Azure Web API Project Recommended data connection settings using Entity Data Model Wizard

Question

I'm creating an Azure Web API that is connecting to an Azure SQL database. I was about to add the model classes using the Entity Data Model Wizard in Visual Studio when it asks what to do with the connection settings. I do not know what to do from here.

What is the recommended settings I should enter for this page?

I know that the API app settings from the Azure portal contain the connection settings to my database (From the Web app > Settings > Application Settings > Connection String)

Am I supposed to exclude the sensitive data, and somehow reference the connection string name from Azure portal?

And what about the last checkbox - am I supposed to save the connection data to WebConfig?

Answer 1

The security risk in this dialog means the connection string will be put in source code generated by the wizard. Some folks upload their sources to public repository such as GitHub, and it can cause password exposure.

But what about Web.config?

Web.config is dedicated file so that easily be excluded by .gitignore setting.
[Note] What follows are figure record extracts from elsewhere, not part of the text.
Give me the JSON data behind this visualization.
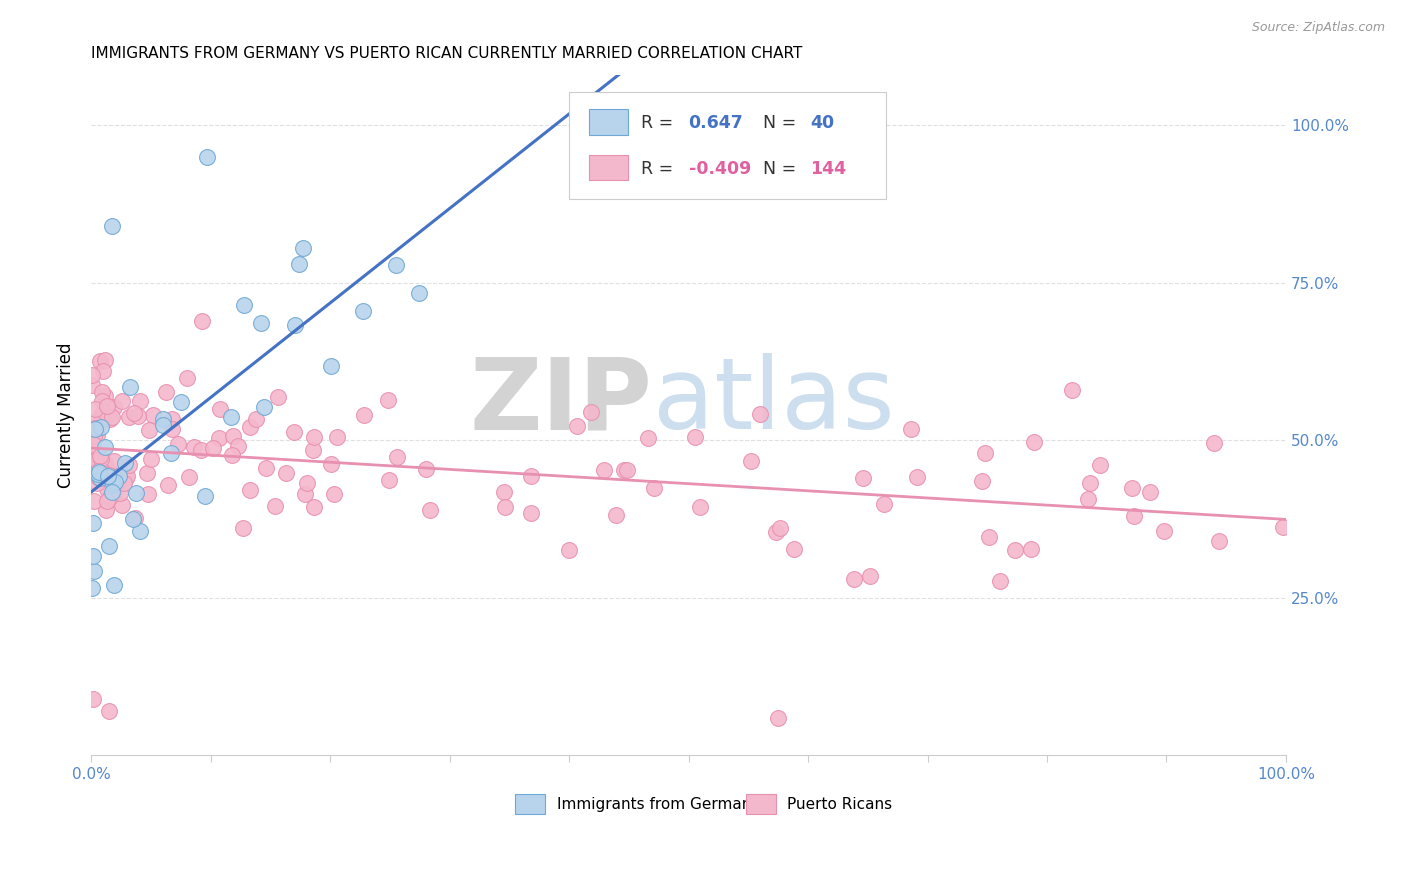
{
  "title": "IMMIGRANTS FROM GERMANY VS PUERTO RICAN CURRENTLY MARRIED CORRELATION CHART",
  "source": "Source: ZipAtlas.com",
  "ylabel": "Currently Married",
  "right_ytick_vals": [
    0.25,
    0.5,
    0.75,
    1.0
  ],
  "right_ytick_labels": [
    "25.0%",
    "50.0%",
    "75.0%",
    "100.0%"
  ],
  "legend_entries": [
    {
      "label": "Immigrants from Germany",
      "color": "#b8d4ec",
      "edge_color": "#6fa8d4",
      "R": "0.647",
      "N": "40",
      "R_color": "#4472c4",
      "N_color": "#4472c4"
    },
    {
      "label": "Puerto Ricans",
      "color": "#f4b8cc",
      "edge_color": "#e890b0",
      "R": "-0.409",
      "N": "144",
      "R_color": "#e060a0",
      "N_color": "#e060a0"
    }
  ],
  "blue_line_color": "#4472c4",
  "pink_line_color": "#e890b0",
  "background_color": "#ffffff",
  "grid_color": "#e0e0e0",
  "title_fontsize": 11,
  "axis_label_color": "#5588cc",
  "source_color": "#999999"
}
In short, your screenshot setting is fine to go and please check Web.Config is well ignored when you upload your code to public repository.

Commonly, ASP.NET developers use SlowCheetah plugin which gives separate Web.Debug.Config and Web.Release.Config files and makes Web.Config output along with build configuration.

=EDIT=

For deeper understanding and implementation, please read http://www.asp.net/identity/overview/features-api/best-practices-for-deploying-passwords-and-other-sensitive-data-to-aspnet-and-azure

If you publish your ASP.NET to Azure WebApp, Azure portal gives handy UI to configure in settings. It overrides your Web.Config values. I recommend to use it.

Check out the documentation: https://azure.microsoft.com/en-us/blog/windows-azure-web-sites-how-application-strings-and-connection-strings-work/

You may click Restart button at WebApp after set it up.